There is a new rural revolution!
Internet consumers in rural India will simply explode!
This will bring about a sea-change in the way rural consumers, why, even the producers to produce, to sell and buy through the new MNC food retail companies! Public sector vs. private sector!
Welcome to MNC Food Retail investments! The government recently announced 100% FDI, foreign direct investment, in trading of food products that are produced and manufactured in India through retail trading including eCommerce! This is good news for farmers and rural consumers, we like to reiterate! Now, agriculture is not often talked about, not even mentioned.
But the food processing sector is getting attention. This is for the simple reason that large MNCs in the retail sector eye Indian market as their best bet.
Fine, they are welcome. For farmers too such an open market would only give them to realise the maximum profits. This is after all what the farmers also want.
The Prime Minister in his Independence Day speech narrated for long his government’s achievements. Fine. He, at the end of the day, seemed to be imagining that it is the government that has a lot to do. From building toilets to roads and much else. Rural electrification he cited in particular and soon came the rude shock of the particular village he mentioned by name, Nagla Fatela near Aligarh in UP and it came as a shock for the simple reason that the particular village was living in darkness when the PM was mentioning this name! Nagla Fatela has so many houses, 150 houses were getting power through ‘katia’, illegal connections while the rest, 450 of the houses in the same village remain in the dark! Power supply in the rural areas is beset with non-payment of tariff, theft and also too much politics, too much populism to win votes! This is not just peculiar to UP but also in all states.
And TN, one of the advanced states has the perennial problems of a debt-ridden state electricity board!
There are critical issues in power generation, distribution, distribution of subsidies, to take care of a poor society with so many poverty traps.
So, you have to be realistic but the point here is that even Mr.Modi with his friend determination to reform things, India would remain for some more time in the old mindset.
Now, the PSUs are again an inheritance from the first phase of our industrialisation. Even now, the PSUs, in some strategic sectors, oil, gas, telcom and some other critical areas like atomic energy has to be in the public sector.
But then some PSUs like Air India and Bharat Sanchar Nigam, to take two examples, not to mention PSU banks, the need for further reforms is urgent.Why delay Air India privatisation? So too the TTDC hotels, the remaining ones?

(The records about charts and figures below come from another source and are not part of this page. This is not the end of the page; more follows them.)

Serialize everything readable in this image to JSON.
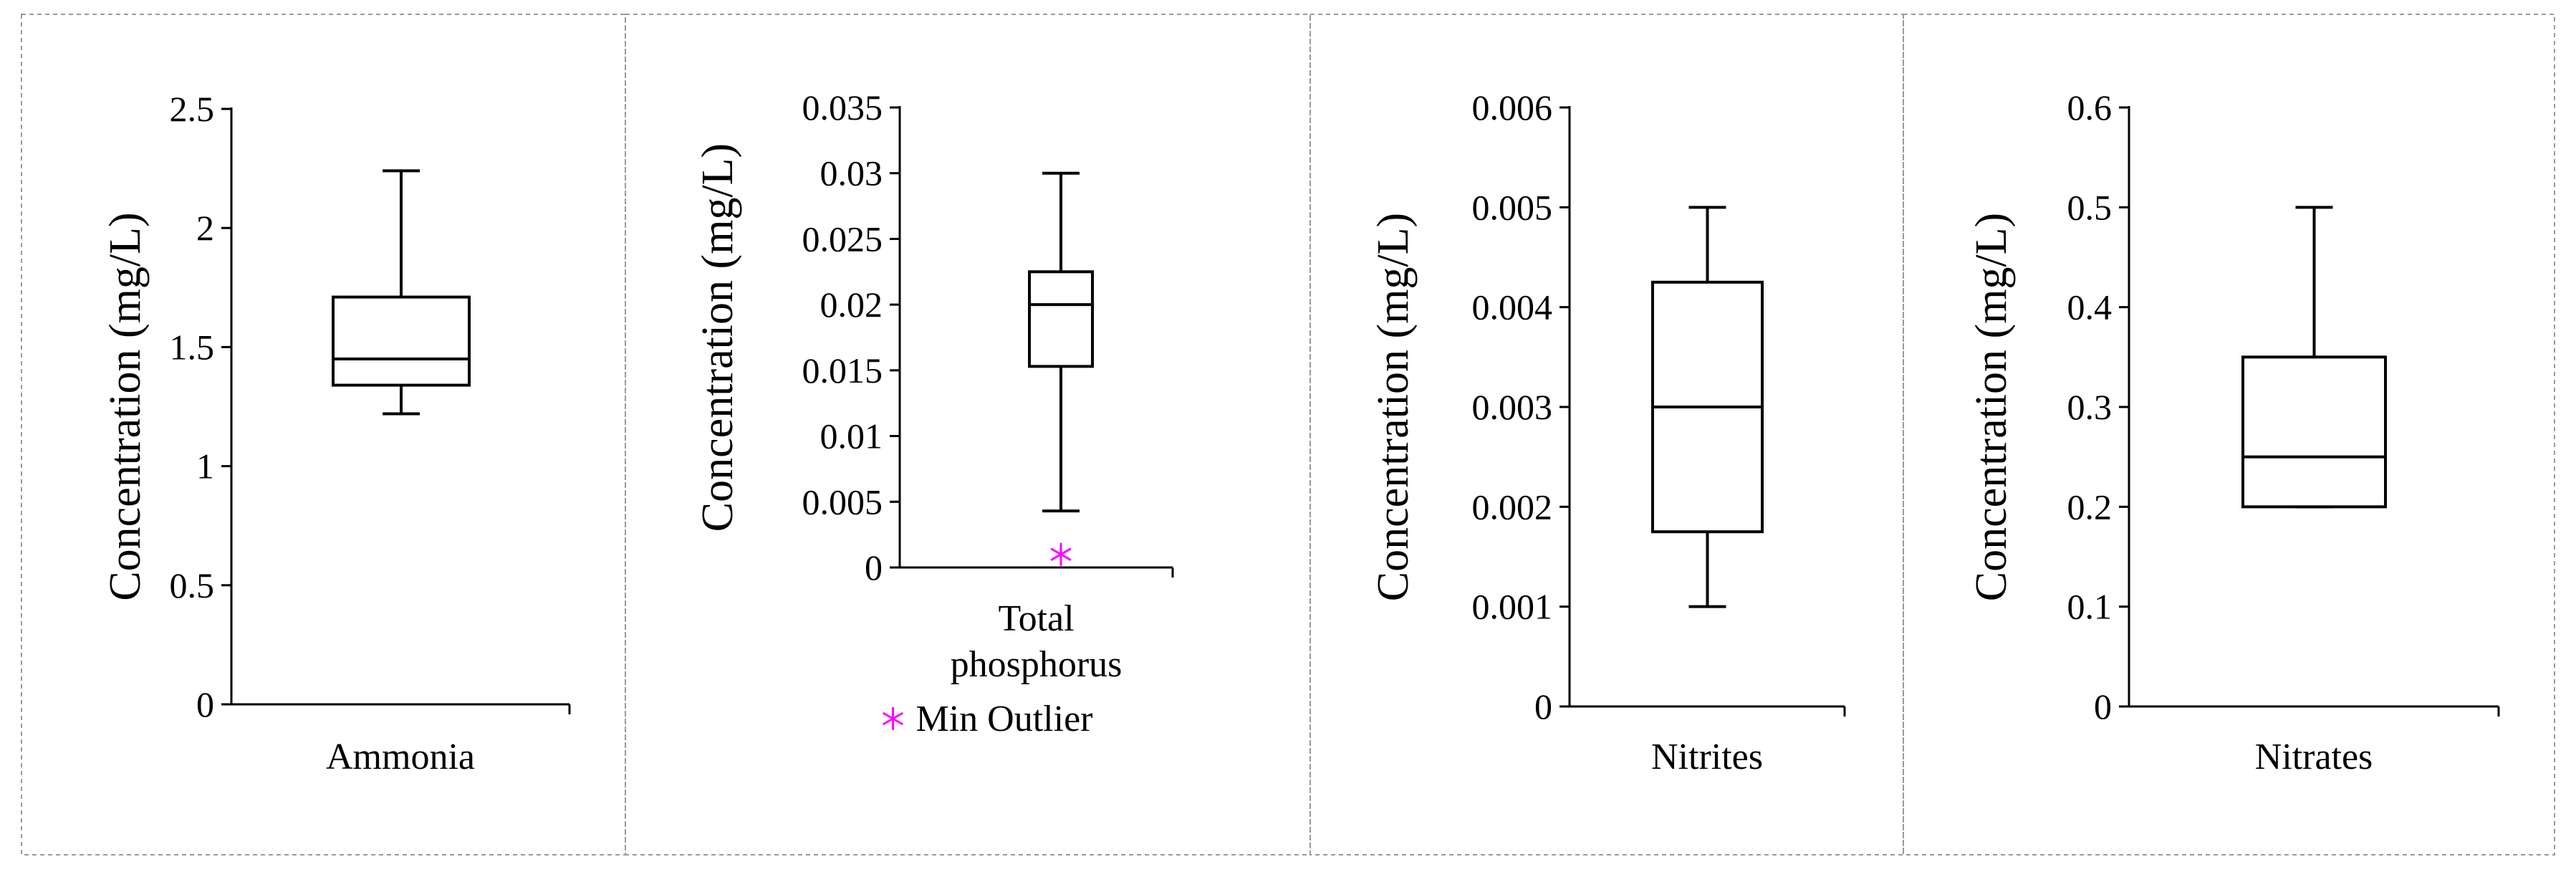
{
  "chart_data": [
    {
      "type": "box",
      "category": "Ammonia",
      "ylabel": "Concentration (mg/L)",
      "ylim": [
        0,
        2.5
      ],
      "yticks": [
        "0",
        "0.5",
        "1",
        "1.5",
        "2",
        "2.5"
      ],
      "box": {
        "min": 1.22,
        "q1": 1.34,
        "median": 1.45,
        "q3": 1.71,
        "max": 2.24
      }
    },
    {
      "type": "box",
      "category": "Total phosphorus",
      "category_lines": [
        "Total",
        "phosphorus"
      ],
      "ylabel": "Concentration (mg/L)",
      "ylim": [
        0,
        0.035
      ],
      "yticks": [
        "0",
        "0.005",
        "0.01",
        "0.015",
        "0.02",
        "0.025",
        "0.03",
        "0.035"
      ],
      "box": {
        "min": 0.0043,
        "q1": 0.0153,
        "median": 0.02,
        "q3": 0.0225,
        "max": 0.03
      },
      "outliers": [
        0.001
      ],
      "legend": {
        "label": "Min Outlier",
        "color": "#ff00ff",
        "marker": "asterisk",
        "placement": "bottom"
      }
    },
    {
      "type": "box",
      "category": "Nitrites",
      "ylabel": "Concentration (mg/L)",
      "ylim": [
        0,
        0.006
      ],
      "yticks": [
        "0",
        "0.001",
        "0.002",
        "0.003",
        "0.004",
        "0.005",
        "0.006"
      ],
      "box": {
        "min": 0.001,
        "q1": 0.00175,
        "median": 0.003,
        "q3": 0.00425,
        "max": 0.005
      }
    },
    {
      "type": "box",
      "category": "Nitrates",
      "ylabel": "Concentration (mg/L)",
      "ylim": [
        0,
        0.6
      ],
      "yticks": [
        "0",
        "0.1",
        "0.2",
        "0.3",
        "0.4",
        "0.5",
        "0.6"
      ],
      "box": {
        "min": 0.2,
        "q1": 0.2,
        "median": 0.25,
        "q3": 0.35,
        "max": 0.5
      }
    }
  ]
}
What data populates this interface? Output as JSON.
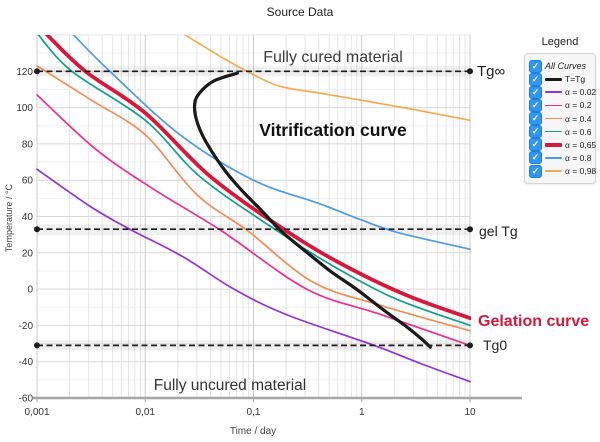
{
  "title": "Source Data",
  "plot": {
    "annotations": {
      "fully_cured": "Fully cured material",
      "vitrification": "Vitrification curve",
      "fully_uncured": "Fully uncured material",
      "gelation": "Gelation curve",
      "tg_inf": "Tg∞",
      "gel_tg": "gel Tg",
      "tg0": "Tg0"
    }
  },
  "legend": {
    "title": "Legend",
    "items": [
      {
        "label": "All Curves",
        "checked": true,
        "italic": true
      },
      {
        "label": "T=Tg",
        "checked": true,
        "color": "#1a1a1a",
        "thick": 3
      },
      {
        "label": "α = 0.02",
        "checked": true,
        "color": "#9232D8",
        "thick": 1.6
      },
      {
        "label": "α = 0.2",
        "checked": true,
        "color": "#EE2D93",
        "thick": 1.6
      },
      {
        "label": "α = 0.4",
        "checked": true,
        "color": "#F58B55",
        "thick": 1.6
      },
      {
        "label": "α = 0.6",
        "checked": true,
        "color": "#14A08A",
        "thick": 1.6
      },
      {
        "label": "α = 0,65",
        "checked": true,
        "color": "#D8183A",
        "thick": 3.6
      },
      {
        "label": "α = 0.8",
        "checked": true,
        "color": "#4D9BE6",
        "thick": 1.6
      },
      {
        "label": "α = 0,98",
        "checked": true,
        "color": "#F6A94E",
        "thick": 1.6
      }
    ]
  },
  "chart_data": {
    "type": "line",
    "title": "Source Data",
    "x_axis": {
      "label": "Time / day",
      "scale": "log",
      "range": [
        0.001,
        10
      ],
      "ticks": [
        0.001,
        0.01,
        0.1,
        1,
        10
      ],
      "tick_labels": [
        "0,001",
        "0,01",
        "0,1",
        "1",
        "10"
      ]
    },
    "y_axis": {
      "label": "Temperature / °C",
      "range": [
        -60,
        140
      ],
      "ticks": [
        120,
        100,
        80,
        60,
        40,
        20,
        0,
        -20,
        -40,
        -60
      ]
    },
    "grid": true,
    "legend_position": "right",
    "reference_lines": [
      {
        "label": "Tg∞",
        "T": 120
      },
      {
        "label": "gel Tg",
        "T": 33
      },
      {
        "label": "Tg0",
        "T": -31
      }
    ],
    "series": [
      {
        "name": "α = 0.02",
        "color": "#9232D8",
        "width": 1.7,
        "points": [
          [
            0.001,
            66
          ],
          [
            0.0032,
            45
          ],
          [
            0.0072,
            33
          ],
          [
            0.022,
            18
          ],
          [
            0.066,
            0
          ],
          [
            0.2,
            -14
          ],
          [
            1.3,
            -31
          ],
          [
            3.5,
            -41
          ],
          [
            10,
            -51
          ]
        ]
      },
      {
        "name": "α = 0.2",
        "color": "#EE2D93",
        "width": 1.7,
        "points": [
          [
            0.001,
            107
          ],
          [
            0.0035,
            77
          ],
          [
            0.012,
            55
          ],
          [
            0.051,
            32
          ],
          [
            0.31,
            0
          ],
          [
            1.5,
            -14
          ],
          [
            10,
            -31
          ]
        ]
      },
      {
        "name": "α = 0.4",
        "color": "#F58B55",
        "width": 1.7,
        "points": [
          [
            0.001,
            123
          ],
          [
            0.0032,
            104
          ],
          [
            0.01,
            85
          ],
          [
            0.03,
            52
          ],
          [
            0.089,
            32
          ],
          [
            0.35,
            4
          ],
          [
            1.5,
            -9
          ],
          [
            10,
            -23
          ]
        ]
      },
      {
        "name": "α = 0.6",
        "color": "#14A08A",
        "width": 1.7,
        "points": [
          [
            0.001,
            141
          ],
          [
            0.0021,
            120
          ],
          [
            0.01,
            93
          ],
          [
            0.032,
            62
          ],
          [
            0.157,
            33
          ],
          [
            0.5,
            14
          ],
          [
            2,
            -5
          ],
          [
            10,
            -20
          ]
        ]
      },
      {
        "name": "α = 0,98",
        "color": "#F6A94E",
        "width": 1.7,
        "points": [
          [
            0.022,
            141
          ],
          [
            0.05,
            128
          ],
          [
            0.087,
            120
          ],
          [
            0.17,
            112
          ],
          [
            0.41,
            108
          ],
          [
            1,
            104
          ],
          [
            3,
            99
          ],
          [
            10,
            93
          ]
        ]
      },
      {
        "name": "α = 0.8",
        "color": "#4D9BE6",
        "width": 1.7,
        "points": [
          [
            0.0021,
            141
          ],
          [
            0.0047,
            120
          ],
          [
            0.021,
            85
          ],
          [
            0.1,
            60
          ],
          [
            0.41,
            47
          ],
          [
            1,
            38
          ],
          [
            2.2,
            31
          ],
          [
            10,
            22
          ]
        ]
      },
      {
        "name": "α = 0,65",
        "color": "#D8183A",
        "width": 3.8,
        "points": [
          [
            0.0012,
            141
          ],
          [
            0.0028,
            120
          ],
          [
            0.01,
            97
          ],
          [
            0.04,
            62
          ],
          [
            0.19,
            33
          ],
          [
            0.6,
            15
          ],
          [
            2.5,
            -3
          ],
          [
            10,
            -16
          ]
        ]
      },
      {
        "name": "T=Tg",
        "color": "#1a1a1a",
        "width": 3.2,
        "points": [
          [
            0.071,
            119
          ],
          [
            0.044,
            115
          ],
          [
            0.034,
            110
          ],
          [
            0.029,
            104
          ],
          [
            0.029,
            96
          ],
          [
            0.033,
            86
          ],
          [
            0.041,
            76
          ],
          [
            0.055,
            65
          ],
          [
            0.079,
            54
          ],
          [
            0.12,
            43
          ],
          [
            0.18,
            32
          ],
          [
            0.3,
            21
          ],
          [
            0.51,
            10
          ],
          [
            0.89,
            0
          ],
          [
            1.55,
            -11
          ],
          [
            2.5,
            -20
          ],
          [
            3.5,
            -27
          ],
          [
            4.3,
            -32
          ]
        ]
      }
    ]
  }
}
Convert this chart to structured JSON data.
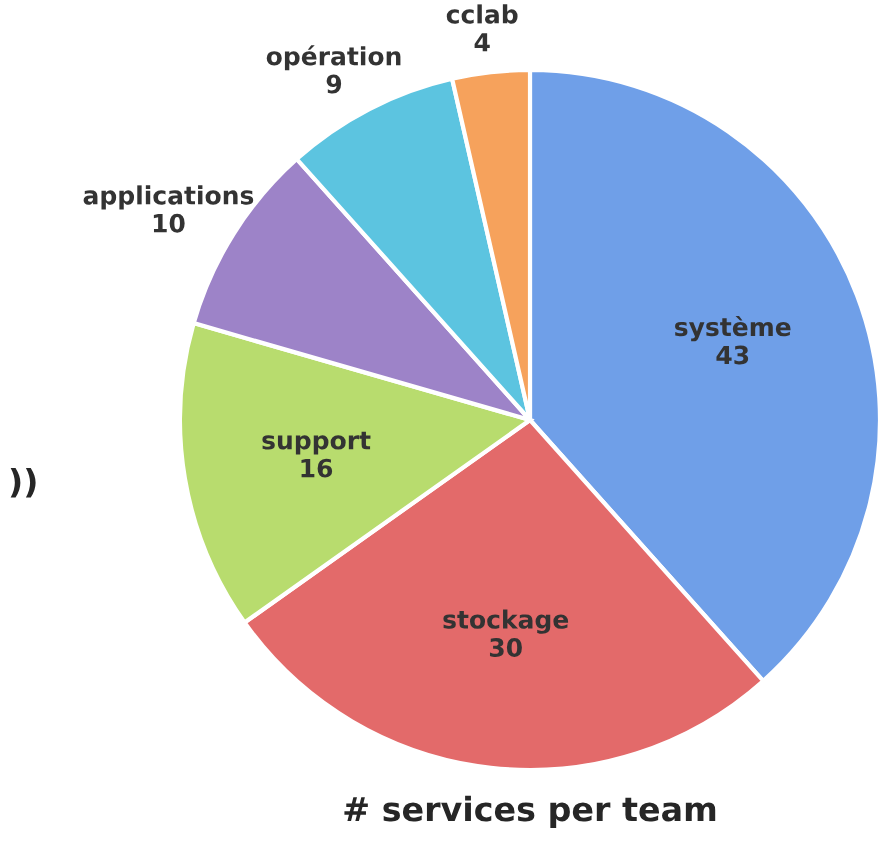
{
  "chart_data": {
    "type": "pie",
    "title": "# services per team",
    "categories": [
      "système",
      "stockage",
      "support",
      "applications",
      "opération",
      "cclab"
    ],
    "values": [
      43,
      30,
      16,
      10,
      9,
      4
    ],
    "colors": [
      "#6f9fe8",
      "#e36a6a",
      "#b8dc6e",
      "#9d83c8",
      "#5cc4e0",
      "#f6a25c"
    ],
    "data_labels": true,
    "annotations": [
      "))"
    ]
  }
}
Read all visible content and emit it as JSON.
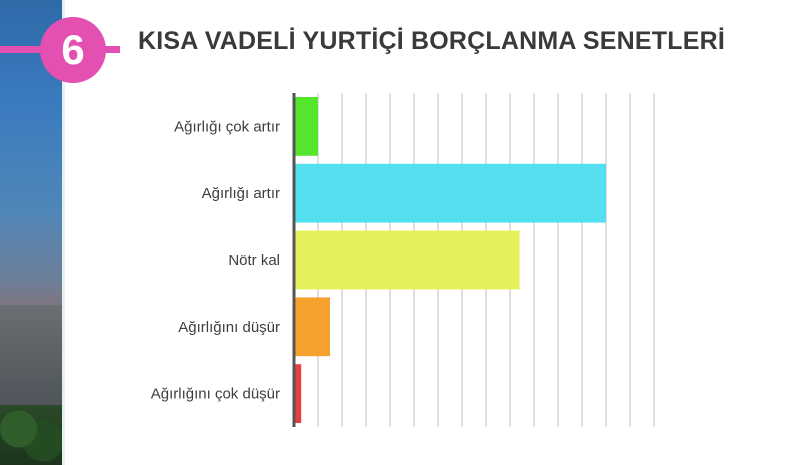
{
  "slide": {
    "number": "6",
    "title": "KISA VADELİ YURTİÇİ BORÇLANMA SENETLERİ"
  },
  "colors": {
    "badge": "#e44fb2",
    "gridline": "#d6d6d6",
    "axis": "#555555"
  },
  "chart_data": {
    "type": "bar",
    "orientation": "horizontal",
    "title": "KISA VADELİ YURTİÇİ BORÇLANMA SENETLERİ",
    "categories": [
      "Ağırlığı çok artır",
      "Ağırlığı artır",
      "Nötr kal",
      "Ağırlığını düşür",
      "Ağırlığını çok düşür"
    ],
    "values": [
      1,
      13,
      9.4,
      1.5,
      0.3
    ],
    "bar_colors": [
      "#53e62c",
      "#53dff0",
      "#e6f05a",
      "#f7a12f",
      "#e83f3f"
    ],
    "xlim": [
      0,
      15
    ],
    "grid": true,
    "legend": "none"
  }
}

Privatisation of some sectors is now timely. In agriculture and rural development, there is a need for radical thinking. Take for example, the latest Internet spread.
There is a detailed study of how many segments that will be benefited and impacted. Mobile phones, health, life and motor insurance and direct to home TV segment, all these would grow multiple times!
So, the new announcement that such retail giants like Walmart, other MNCs are keen to invest in rural retail. In our view such a new thrust to rural expansion would only do good for the farmers who produce but as of now unable to sell for a profit will change now. As per the latest report that by 2020, rural Internet users will make up 48% of all connected consumers in India. By 2015, they are the rural consumers, 120 million. By 2020 thy will grow by a steep 315 million! This is rural revolution!
The food processing sector would get a boost by the coming of MNC giants.Doubling farmers’ incomes by 2022 is the goal, said food processing secretary Avinash Srivatsava. 100 new cold chains are expected to come up in the country with investment of nearly 3,000 crores, said the secretary.
There are several concessions like 100% tax exemption for the first five years, preference to companies with 26 % foreign equity, loan up to Rs.100 crores through Nabard etc are also announced.